July 19, 2025 · View on GitHub

Models Implemented

ARIMA
SARIMA
Multilayer Perceptron (MLP)
Convolutional Neural Network (CNN)
Long-Short-Term memory (LSTM)

We kindly request that users of this open-source platform cite this paper in any resulting publications or works that make use of the platform:

Caicedo, J. D., Guirado, C., González, M. C., & Walker, J. L. (2025). Sharing, collaborating, and benchmarking to advance travel demand research: A demonstration of short-term ridership prediction. Transport Policy, 171, 531–541. https://doi.org/https://doi.org/10.1016/j.tranpol.2025.06.009

Overview

This project offers code and notebooks for forecasting transit ridership.
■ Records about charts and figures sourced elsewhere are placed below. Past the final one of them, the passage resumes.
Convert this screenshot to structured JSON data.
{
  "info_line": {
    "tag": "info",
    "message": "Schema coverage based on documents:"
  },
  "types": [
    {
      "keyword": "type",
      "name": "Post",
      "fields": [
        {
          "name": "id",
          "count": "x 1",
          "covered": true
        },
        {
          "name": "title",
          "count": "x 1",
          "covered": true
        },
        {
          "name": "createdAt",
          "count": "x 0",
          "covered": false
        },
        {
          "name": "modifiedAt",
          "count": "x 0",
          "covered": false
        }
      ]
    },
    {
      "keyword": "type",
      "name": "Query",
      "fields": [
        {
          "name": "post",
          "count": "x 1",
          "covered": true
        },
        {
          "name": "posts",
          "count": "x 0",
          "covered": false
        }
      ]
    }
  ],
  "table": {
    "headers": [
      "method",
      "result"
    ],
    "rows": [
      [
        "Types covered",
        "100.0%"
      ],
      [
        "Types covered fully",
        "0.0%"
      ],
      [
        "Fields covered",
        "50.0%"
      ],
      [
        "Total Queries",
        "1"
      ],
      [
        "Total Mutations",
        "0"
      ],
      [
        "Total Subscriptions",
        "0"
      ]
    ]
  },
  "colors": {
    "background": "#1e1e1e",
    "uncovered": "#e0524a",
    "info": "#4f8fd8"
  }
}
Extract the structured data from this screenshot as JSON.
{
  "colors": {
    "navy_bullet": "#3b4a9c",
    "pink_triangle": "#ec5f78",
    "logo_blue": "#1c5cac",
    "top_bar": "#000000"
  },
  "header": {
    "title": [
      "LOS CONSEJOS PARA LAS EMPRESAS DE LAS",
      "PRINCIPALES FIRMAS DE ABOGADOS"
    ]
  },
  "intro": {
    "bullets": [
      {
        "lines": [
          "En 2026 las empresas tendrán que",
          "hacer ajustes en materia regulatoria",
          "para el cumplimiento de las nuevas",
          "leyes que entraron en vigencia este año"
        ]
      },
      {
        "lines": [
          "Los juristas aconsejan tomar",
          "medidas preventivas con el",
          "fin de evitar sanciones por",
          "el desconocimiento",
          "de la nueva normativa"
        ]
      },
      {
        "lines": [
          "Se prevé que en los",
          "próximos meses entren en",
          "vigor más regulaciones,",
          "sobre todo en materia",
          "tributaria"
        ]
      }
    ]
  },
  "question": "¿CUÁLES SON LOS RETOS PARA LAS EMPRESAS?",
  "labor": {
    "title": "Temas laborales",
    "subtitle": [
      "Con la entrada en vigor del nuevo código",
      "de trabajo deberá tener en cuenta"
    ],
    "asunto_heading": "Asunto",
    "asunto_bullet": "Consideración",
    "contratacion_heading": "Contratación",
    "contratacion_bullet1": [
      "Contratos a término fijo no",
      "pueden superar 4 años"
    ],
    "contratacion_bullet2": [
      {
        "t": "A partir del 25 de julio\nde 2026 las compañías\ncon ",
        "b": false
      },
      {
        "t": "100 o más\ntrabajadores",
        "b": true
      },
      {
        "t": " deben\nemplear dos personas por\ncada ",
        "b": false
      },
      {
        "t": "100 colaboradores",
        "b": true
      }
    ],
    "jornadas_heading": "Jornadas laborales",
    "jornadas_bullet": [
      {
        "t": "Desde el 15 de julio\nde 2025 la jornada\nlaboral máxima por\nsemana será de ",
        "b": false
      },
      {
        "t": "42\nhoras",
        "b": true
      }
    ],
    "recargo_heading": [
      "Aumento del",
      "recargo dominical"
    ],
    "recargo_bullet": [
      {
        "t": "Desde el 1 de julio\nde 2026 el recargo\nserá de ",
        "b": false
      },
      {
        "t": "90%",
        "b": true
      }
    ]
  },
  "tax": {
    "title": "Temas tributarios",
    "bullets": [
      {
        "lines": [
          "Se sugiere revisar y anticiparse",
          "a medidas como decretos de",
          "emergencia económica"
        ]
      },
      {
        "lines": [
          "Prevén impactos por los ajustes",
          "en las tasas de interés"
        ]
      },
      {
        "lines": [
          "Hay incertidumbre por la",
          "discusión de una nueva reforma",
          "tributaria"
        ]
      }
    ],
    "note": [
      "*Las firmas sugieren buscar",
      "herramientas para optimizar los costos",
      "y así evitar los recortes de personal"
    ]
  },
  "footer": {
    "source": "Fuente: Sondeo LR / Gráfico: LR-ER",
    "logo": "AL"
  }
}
It supports both static training and online updates as new data arrives.

Repository Layout

.
├── run.py                # main entry point
├── data.py               # data loading and feature engineering
├── models/               # ARIMA, SARIMA, Dense, CNN, LSTM classes
├── preprocessing/        # notebooks and helpers for preparing data
├── experiments/          # exploratory notebooks and trials
├── results_plots.py      # plotting utilities
├── settings.yaml         # default configuration
└── requirements.txt      # list of dependencies

utils.py provides helper functions for reading/writing YAML or JSON, and time_measure.py implements a simple TicToc timer.

Getting Started

The repository uses Python and only requires a few packages. You can set up the environment with pip:

pip install -r requirements.txt

The default configuration lives in settings.yaml. It specifies the input dataset location, aggregation level, model type and other parameters. You can run the code with the default settings by executing:

python run.py

Command line options allow you to override the configuration. Common flags are:

--model – choose between dense, cnn, lstm, arima or sarima.
--online – enable online (rolling) training.
--stations – list of station names for single‑output mode.
--aggregation – temporal aggregation such as hour or day.

Example:

python run.py --model cnn --aggregation day --stations "(1234) example station"

Predictions and timing information are saved under the output directory.

Next Steps

Explore the notebooks in experiments/ and preprocessing/ to see how the raw data was transformed and how different models were evaluated. Tweaking settings.yaml is an easy way to try new parameters or models.